Wire transactions must drawn on an account at a federally insured bank or credit union.

Do I need to reference anything on my wire?

In the reference section of your Wire, please include TechneTitle’s file number or the address of the property involved in your transaction. Failure to include this information may cause the Wire to be delayed or rejected by our bank and additional fees may be charged by your bank.

What do I need to receive my proceeds via wire?

If you intend to receive your proceeds via wire, please advise our office prior to closing. You will need to bring the following information to closing:

  1. Bank Name

  2. Bank’s ABA Routing Number

  3. Customer’s Name on the Account

  4. Account Number

Are there any fees charged for a wire transfer?

TechneTitle does not charge a fee to receive incoming wires.

TechneTitle does charge a $30 fee to send outgoing wires for proceeds from a sale.

Your bank may or may not charge you a fee for initiating the wire transaction or receiving an incoming wire. Typical wire fees range from $15-$40 per wire.

Alternatively, no fee is charged to receive your sale proceeds via check. Disbursing proceeds via a corporate check out of our escrow account is TechneTitle’s default method. If you receive your proceeds via check, please ensure that all payees on the check endorse the back of the check properly. Our bank will reject improperly deposited checks.

Is my ABA Routing number the same as on my check?

Maybe. It can be, but is not always the same.

Often banks have different routing numbers for ABA transactions than ACH Transactions. Typically the routing number on your checks will be for an ACH transaction. If you need to provide wiring instructions to TechneTitle, you should consult with your bank to confirm that the routing number is an ABA routing number.

Can you send my funds to an international bank?

No. For safety purposes, TechneTitle’s policy is to only send wire transfers to a domestic bank within the United States.

We will not wire funds to an international account. If you need to get your money to an international bank, you must do so outside of our transaction.

I need my proceeds wired to another title company.

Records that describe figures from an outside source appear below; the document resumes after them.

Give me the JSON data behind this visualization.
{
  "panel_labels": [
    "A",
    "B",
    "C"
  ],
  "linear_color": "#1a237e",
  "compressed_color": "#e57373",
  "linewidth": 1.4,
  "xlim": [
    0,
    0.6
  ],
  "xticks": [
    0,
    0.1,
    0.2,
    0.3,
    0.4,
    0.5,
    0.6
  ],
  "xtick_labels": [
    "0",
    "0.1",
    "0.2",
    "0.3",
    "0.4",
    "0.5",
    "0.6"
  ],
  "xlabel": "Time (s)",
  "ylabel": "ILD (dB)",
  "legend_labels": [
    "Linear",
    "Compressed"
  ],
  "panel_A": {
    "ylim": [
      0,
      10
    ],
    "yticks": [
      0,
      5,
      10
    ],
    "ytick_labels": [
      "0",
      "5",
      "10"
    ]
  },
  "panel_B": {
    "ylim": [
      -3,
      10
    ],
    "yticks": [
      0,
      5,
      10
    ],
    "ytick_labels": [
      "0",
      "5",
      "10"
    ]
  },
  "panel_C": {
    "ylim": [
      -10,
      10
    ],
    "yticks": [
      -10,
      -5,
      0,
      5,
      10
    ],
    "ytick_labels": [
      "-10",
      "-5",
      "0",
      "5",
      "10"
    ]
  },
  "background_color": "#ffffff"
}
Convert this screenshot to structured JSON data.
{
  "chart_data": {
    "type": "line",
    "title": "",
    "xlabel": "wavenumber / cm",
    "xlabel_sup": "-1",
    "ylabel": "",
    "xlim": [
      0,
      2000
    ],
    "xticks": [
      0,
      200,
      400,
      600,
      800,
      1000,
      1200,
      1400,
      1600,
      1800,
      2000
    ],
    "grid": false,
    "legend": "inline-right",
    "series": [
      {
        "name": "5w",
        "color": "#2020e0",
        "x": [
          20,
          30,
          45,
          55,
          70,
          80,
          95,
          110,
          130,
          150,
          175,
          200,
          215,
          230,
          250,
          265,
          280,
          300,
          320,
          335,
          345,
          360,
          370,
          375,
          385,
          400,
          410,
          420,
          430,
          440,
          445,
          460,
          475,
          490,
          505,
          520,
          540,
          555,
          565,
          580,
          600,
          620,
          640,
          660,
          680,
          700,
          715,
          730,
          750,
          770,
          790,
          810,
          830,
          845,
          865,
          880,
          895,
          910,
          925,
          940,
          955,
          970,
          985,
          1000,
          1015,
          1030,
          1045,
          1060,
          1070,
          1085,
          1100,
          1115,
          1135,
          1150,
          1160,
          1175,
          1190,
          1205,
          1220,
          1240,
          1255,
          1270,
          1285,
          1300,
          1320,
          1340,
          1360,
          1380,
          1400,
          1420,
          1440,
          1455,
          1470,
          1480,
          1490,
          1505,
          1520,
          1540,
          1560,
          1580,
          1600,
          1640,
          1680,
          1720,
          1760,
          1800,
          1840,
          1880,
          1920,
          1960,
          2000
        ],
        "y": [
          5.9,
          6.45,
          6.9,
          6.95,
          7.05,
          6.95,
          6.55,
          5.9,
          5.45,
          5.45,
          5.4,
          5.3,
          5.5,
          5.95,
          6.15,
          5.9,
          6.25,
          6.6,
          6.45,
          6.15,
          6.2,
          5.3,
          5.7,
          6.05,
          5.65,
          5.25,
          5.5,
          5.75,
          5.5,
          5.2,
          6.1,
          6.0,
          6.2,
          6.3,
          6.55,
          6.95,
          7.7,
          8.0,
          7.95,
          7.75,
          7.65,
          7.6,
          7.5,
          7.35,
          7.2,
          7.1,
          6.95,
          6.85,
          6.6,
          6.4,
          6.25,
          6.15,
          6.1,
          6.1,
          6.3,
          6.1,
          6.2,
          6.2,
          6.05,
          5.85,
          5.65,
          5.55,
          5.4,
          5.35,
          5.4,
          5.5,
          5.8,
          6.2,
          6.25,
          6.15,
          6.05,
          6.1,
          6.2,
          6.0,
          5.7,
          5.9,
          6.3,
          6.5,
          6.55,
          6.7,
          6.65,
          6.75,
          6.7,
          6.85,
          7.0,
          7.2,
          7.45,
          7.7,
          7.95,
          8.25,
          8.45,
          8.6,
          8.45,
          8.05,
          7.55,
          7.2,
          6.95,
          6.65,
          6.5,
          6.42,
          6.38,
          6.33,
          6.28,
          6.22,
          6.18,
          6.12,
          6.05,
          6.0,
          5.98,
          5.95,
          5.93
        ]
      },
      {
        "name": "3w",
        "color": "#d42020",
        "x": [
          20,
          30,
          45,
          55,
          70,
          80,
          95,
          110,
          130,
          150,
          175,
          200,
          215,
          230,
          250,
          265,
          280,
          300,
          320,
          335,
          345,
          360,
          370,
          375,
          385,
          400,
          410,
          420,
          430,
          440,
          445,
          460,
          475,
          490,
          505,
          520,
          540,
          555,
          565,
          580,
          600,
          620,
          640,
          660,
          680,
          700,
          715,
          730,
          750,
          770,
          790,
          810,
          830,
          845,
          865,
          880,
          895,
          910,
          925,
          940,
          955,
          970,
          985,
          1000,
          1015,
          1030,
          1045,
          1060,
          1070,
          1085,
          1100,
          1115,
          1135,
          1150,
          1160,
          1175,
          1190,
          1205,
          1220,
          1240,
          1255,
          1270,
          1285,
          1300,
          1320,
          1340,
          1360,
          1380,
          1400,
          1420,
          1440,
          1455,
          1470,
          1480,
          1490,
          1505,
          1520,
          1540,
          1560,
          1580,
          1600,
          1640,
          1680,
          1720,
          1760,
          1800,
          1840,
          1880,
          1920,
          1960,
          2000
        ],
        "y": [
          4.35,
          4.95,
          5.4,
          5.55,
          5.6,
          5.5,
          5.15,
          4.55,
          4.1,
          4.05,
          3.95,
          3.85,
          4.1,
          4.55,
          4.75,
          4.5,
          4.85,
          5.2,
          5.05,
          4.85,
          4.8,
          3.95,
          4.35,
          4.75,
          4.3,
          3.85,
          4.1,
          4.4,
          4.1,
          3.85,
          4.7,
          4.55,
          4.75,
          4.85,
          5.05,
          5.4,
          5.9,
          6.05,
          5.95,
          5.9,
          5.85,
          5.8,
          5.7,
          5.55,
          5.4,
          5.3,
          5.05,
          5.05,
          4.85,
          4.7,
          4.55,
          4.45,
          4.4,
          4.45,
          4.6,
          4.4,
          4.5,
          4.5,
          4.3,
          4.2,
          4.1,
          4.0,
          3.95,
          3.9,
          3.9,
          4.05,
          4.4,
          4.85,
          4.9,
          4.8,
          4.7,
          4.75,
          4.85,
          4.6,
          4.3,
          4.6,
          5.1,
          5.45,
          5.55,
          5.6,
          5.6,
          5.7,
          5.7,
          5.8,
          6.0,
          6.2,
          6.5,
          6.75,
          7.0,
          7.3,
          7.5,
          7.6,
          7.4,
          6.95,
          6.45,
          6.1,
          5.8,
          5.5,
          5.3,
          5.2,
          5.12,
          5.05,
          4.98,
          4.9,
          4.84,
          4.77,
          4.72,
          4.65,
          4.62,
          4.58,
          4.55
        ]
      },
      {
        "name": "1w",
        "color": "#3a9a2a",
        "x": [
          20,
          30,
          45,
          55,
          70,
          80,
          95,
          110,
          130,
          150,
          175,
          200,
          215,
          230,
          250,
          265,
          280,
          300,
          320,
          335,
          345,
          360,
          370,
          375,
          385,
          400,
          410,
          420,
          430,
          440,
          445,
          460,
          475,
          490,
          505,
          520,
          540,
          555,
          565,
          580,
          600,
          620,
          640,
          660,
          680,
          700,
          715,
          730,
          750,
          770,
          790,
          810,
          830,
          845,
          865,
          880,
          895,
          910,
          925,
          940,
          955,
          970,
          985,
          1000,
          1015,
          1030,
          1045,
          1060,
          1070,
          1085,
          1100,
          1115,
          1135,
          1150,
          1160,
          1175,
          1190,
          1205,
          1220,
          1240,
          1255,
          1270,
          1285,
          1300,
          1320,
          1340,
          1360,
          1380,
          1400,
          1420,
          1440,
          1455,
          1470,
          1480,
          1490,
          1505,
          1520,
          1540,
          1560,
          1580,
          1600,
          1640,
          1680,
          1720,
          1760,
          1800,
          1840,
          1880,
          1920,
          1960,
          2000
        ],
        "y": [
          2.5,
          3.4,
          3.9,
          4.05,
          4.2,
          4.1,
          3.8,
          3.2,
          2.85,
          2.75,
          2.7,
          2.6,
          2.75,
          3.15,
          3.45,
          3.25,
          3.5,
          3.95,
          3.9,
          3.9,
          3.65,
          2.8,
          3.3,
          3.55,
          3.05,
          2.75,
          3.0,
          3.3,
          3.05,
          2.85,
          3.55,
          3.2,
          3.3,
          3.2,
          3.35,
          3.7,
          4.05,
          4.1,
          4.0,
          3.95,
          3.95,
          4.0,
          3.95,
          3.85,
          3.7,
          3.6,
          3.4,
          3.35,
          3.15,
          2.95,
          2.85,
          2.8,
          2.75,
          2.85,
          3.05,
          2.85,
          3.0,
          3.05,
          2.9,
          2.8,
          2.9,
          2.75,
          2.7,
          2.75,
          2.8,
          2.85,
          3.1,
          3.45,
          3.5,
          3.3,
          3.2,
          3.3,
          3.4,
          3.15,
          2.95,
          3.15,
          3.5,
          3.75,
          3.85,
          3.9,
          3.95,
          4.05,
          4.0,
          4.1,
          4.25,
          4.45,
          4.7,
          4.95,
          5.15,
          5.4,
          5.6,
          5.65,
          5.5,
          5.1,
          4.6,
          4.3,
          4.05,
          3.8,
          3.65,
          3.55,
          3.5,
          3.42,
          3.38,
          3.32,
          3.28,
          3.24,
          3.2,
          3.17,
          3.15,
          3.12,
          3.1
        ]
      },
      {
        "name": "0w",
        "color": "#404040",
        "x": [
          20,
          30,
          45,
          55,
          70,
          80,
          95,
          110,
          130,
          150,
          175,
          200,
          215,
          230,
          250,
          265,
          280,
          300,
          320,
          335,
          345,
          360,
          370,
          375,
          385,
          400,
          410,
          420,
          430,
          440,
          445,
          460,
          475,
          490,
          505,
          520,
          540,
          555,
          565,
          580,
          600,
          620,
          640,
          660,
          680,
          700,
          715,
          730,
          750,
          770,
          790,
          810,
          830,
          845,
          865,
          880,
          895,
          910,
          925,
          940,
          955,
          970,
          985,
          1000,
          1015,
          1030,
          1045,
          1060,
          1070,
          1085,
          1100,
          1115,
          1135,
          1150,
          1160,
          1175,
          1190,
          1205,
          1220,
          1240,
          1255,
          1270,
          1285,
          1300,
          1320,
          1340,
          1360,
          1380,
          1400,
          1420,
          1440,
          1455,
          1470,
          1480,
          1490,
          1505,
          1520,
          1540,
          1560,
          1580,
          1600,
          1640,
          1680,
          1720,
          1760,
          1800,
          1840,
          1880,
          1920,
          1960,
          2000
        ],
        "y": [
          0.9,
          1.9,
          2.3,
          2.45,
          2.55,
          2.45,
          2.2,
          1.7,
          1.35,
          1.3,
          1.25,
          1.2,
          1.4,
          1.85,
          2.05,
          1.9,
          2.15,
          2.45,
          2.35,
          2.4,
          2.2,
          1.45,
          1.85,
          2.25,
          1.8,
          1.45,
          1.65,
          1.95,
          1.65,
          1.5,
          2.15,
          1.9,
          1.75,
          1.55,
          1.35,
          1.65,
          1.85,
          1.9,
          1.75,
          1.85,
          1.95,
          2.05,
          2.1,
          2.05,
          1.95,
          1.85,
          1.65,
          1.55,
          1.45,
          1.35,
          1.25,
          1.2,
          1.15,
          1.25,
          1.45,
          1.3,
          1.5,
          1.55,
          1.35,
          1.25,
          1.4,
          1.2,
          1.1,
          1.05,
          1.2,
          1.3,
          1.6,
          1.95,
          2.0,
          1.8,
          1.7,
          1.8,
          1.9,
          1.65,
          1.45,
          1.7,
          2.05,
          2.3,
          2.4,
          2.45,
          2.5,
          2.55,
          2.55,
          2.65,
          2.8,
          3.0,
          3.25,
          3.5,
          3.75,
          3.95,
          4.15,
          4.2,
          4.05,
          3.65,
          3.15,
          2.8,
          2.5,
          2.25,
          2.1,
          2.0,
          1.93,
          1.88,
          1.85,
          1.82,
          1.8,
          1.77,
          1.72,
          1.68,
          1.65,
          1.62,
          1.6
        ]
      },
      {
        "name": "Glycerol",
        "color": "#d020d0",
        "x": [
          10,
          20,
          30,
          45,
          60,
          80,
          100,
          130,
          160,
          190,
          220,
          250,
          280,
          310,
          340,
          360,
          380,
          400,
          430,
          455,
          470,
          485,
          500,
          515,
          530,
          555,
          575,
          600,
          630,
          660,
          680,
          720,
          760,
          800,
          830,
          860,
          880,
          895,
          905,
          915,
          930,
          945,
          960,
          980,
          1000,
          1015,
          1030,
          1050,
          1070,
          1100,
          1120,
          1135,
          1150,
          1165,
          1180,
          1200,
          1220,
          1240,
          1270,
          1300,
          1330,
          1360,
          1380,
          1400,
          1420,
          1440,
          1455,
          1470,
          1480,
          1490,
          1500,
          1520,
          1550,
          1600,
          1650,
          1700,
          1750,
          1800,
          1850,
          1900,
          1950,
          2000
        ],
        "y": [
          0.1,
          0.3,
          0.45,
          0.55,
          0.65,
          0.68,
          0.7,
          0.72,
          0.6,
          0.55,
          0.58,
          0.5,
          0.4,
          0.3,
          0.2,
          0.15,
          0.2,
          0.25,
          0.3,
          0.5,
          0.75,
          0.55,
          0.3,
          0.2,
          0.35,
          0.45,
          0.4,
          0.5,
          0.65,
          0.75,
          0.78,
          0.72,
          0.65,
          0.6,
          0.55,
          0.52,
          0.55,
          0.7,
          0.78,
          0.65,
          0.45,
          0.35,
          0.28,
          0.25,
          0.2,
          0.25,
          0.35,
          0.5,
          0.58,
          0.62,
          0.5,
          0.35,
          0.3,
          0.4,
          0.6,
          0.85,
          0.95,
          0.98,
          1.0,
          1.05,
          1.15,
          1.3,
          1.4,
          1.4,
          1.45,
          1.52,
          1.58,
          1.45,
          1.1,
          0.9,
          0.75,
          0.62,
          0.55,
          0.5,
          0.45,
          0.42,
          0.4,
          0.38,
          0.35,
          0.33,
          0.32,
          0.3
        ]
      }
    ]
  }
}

We often receive requests to wire proceeds from a sale to another title company (often for another closing).

We can accomplish this, but ask you to have the title company provide you a copy of their wiring instructions.

Furthermore, please advise our office before closing that you will be requesting this, and advise whether then entire proceeds are to be wired, or just a certain sum of the proceeds are to be wired. We will include this as a line-item on the settlement statement and will have you fill out a form at closing.